'I was really, really scared': Cambridge athlete overcomes misdiagnosis to earn NCAA scholarship
It seemed like a simple sprain at first, but that kicked off a nearly two-year ordeal for April McDonald, who worried her dream of a soccer scholarship in the U.S. would become just that.
“I was scared. I was really, really scared,” recounted McDonald about the ankle injury she suffered while playing basketball in Grade 10 in the fall of 2019.
That began a series of trips to the doctor’s office for the 17-year-old from Cambridge. The injury was initially assessed as a sprain – three weeks of recovery should do.
McDonald says three months later, nothing had improved. Subsequent medical appointments and an MRI uncovered a broken talus bone, a torn ligament and two other severely strained ligaments.
She opted for surgery, but pandemic-induced measures meant months-long delays in scheduling until finally McDonald was on the operating table in May 2021.
All that time spent hobbling instead of on the field had the young teen worried she was missing the most important time of her soccer development – and her opportunity to play stateside.
“I was watching my team play and other girls sign for the States so, it was really hard mentally watching that happen,” said McDonald. “I was really angry. I was angry at everyone.”
McDonald longed to be back on the pitch – describing it as her therapy.
“Soccer and sports [were] my outlet for stress,” said McDonald. “Not having that, it was really hard to express any of my emotions. Whenever I looked at my ankle, it was just a constant reminder that, ‘Oh, I can’t play.’”
A summer spent in a cast meant McDonald was back on the pitch in the fall – kicking and scoring all over again.
“[It was] amazing. Waiting those two years was really hard, but the first time I stepped back on the field there was so much relief and happiness,” said McDonald.
She was able to play in enough games to create a sizzle reel of goals, which included a looping shoot from outside of the 18-yard box that sailed over the ‘keeper and under the bar. Another was scored straight from the corner flag while another screamer was sent in from 30 yards out.
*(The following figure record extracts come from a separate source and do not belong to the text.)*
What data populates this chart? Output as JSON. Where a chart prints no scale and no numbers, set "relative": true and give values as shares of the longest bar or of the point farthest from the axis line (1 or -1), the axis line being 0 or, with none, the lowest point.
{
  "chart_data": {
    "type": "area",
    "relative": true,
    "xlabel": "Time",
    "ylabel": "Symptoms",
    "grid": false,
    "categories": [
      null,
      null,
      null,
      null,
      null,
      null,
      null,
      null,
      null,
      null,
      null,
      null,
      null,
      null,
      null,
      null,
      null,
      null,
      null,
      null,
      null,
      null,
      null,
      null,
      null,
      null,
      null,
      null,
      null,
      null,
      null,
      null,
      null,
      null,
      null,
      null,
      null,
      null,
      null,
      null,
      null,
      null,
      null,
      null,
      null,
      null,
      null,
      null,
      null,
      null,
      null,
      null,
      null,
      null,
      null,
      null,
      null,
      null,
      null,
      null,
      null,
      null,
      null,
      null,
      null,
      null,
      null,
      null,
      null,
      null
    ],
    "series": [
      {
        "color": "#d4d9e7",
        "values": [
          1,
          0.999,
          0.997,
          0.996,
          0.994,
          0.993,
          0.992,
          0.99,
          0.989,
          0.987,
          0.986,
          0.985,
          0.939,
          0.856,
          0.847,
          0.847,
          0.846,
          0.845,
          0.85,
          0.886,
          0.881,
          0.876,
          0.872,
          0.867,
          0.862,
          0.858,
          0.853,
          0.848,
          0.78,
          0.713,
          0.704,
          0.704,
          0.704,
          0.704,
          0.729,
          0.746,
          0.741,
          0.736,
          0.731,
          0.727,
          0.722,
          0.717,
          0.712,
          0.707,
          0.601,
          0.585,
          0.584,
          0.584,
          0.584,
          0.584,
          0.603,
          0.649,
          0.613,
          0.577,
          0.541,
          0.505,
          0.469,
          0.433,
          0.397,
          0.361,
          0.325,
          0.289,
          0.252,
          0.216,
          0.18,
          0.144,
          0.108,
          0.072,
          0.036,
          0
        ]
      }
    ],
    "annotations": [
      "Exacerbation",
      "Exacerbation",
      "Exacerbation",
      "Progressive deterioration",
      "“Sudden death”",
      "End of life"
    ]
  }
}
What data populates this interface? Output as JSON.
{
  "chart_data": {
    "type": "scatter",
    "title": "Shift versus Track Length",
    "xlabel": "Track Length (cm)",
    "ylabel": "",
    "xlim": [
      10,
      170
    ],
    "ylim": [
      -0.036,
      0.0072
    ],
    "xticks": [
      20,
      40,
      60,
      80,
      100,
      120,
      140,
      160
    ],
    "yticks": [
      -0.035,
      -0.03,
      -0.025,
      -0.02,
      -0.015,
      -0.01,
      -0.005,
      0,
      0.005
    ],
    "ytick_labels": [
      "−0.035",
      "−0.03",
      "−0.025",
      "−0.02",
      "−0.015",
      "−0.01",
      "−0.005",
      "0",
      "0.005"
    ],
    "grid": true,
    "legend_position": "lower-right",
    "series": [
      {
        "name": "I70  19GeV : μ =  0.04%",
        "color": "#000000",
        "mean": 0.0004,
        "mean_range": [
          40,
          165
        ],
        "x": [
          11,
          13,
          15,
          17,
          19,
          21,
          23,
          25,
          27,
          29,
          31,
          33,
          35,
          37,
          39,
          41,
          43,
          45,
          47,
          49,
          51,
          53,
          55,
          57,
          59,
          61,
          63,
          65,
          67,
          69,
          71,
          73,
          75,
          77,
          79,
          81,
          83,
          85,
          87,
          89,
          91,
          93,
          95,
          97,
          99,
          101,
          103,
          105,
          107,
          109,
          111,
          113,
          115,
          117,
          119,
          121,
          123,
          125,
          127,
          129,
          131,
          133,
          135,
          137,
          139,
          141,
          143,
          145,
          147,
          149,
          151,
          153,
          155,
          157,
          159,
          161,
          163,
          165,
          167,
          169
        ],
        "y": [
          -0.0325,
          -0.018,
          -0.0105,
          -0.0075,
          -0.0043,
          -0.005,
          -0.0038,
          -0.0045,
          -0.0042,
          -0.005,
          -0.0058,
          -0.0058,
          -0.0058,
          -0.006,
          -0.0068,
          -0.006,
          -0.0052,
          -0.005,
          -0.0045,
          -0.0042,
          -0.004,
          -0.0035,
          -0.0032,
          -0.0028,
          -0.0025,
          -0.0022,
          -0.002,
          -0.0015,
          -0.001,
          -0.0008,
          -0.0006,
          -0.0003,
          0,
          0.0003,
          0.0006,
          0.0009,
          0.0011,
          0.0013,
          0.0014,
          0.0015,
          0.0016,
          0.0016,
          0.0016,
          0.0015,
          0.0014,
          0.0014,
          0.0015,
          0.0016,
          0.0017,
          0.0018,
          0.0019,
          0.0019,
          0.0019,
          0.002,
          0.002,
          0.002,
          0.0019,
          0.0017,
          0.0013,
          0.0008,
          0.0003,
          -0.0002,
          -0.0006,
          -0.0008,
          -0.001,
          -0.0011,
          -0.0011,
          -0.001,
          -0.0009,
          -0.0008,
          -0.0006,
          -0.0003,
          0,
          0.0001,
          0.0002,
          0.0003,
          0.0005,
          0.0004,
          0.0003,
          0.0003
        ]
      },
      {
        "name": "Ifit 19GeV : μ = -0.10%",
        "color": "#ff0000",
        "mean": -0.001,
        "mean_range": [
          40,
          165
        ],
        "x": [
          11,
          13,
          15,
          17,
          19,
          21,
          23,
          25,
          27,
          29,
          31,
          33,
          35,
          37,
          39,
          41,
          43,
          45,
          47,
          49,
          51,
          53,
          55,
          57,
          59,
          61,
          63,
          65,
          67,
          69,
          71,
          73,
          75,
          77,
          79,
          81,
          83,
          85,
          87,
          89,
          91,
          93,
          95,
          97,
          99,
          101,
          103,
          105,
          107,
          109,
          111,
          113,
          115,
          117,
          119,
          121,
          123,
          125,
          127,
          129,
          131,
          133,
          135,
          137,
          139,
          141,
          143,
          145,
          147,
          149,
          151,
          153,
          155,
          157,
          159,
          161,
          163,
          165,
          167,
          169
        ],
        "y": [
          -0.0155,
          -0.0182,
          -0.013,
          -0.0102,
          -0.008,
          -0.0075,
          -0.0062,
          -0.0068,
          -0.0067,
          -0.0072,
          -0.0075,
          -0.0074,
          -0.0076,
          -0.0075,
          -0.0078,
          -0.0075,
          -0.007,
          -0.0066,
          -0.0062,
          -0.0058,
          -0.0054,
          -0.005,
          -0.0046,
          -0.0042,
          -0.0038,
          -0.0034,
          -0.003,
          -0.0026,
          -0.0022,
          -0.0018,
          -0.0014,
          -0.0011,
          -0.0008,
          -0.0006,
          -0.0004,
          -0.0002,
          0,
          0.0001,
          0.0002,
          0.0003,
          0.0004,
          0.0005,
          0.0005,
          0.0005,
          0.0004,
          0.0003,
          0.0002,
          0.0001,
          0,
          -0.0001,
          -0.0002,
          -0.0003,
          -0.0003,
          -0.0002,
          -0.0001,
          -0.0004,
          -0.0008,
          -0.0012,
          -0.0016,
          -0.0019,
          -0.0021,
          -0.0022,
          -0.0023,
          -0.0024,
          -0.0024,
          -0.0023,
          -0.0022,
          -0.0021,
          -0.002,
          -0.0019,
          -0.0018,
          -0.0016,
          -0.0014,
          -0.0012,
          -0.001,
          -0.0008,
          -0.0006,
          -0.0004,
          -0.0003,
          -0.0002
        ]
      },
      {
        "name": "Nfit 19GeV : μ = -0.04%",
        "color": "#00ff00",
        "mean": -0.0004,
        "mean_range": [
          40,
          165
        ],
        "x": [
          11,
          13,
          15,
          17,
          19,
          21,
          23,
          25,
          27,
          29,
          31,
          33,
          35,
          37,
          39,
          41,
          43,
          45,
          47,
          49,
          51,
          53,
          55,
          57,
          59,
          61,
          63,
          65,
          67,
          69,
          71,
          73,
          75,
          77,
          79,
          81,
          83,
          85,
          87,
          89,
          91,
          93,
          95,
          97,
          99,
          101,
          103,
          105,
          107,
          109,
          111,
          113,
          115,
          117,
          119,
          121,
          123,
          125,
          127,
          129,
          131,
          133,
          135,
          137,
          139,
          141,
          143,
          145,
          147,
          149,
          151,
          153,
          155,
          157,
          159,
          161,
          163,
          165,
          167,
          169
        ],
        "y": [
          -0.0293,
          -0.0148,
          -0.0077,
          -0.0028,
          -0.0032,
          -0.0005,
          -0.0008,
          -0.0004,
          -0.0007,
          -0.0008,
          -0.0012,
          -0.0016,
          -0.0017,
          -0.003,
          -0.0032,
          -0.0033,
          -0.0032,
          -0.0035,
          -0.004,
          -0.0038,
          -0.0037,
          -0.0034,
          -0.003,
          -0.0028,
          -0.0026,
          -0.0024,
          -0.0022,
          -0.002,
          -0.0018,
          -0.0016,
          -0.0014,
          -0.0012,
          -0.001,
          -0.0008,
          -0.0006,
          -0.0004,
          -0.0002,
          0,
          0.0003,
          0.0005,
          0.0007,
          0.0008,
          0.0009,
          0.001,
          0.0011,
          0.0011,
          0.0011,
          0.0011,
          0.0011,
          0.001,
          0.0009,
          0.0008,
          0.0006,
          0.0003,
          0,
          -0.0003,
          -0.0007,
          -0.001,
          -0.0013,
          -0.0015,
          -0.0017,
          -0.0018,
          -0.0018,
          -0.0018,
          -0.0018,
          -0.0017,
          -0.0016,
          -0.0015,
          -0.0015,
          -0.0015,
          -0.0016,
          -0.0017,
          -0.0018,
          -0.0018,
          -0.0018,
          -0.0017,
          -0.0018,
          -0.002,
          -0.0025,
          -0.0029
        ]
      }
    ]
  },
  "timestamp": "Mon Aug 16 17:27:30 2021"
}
She sent off the highlight video to U.S. schools and got an offer out of Buffalo, but when Lafayette College came calling – her dream had come true.
“I remember being so happy. I was like jumping with my brothers,” said McDonald. “It was finally happening.”
McDonald signed her dreams into reality at her high school, Jacob Hespeler Secondary, and accepted a full-ride scholarship with Lafayette College in Easton, Pennsylvania – about an hour outside of Philadelphia – where she’ll play Division 1 soccer.
After nearly two years of resilience, McDonald gets her first tour of the campus later this month before moving in the summer.
Looking back, McDonald said the hardship made her stronger.
“Things have a way of working out, even when you don’t see that it’s going to work out,” she said.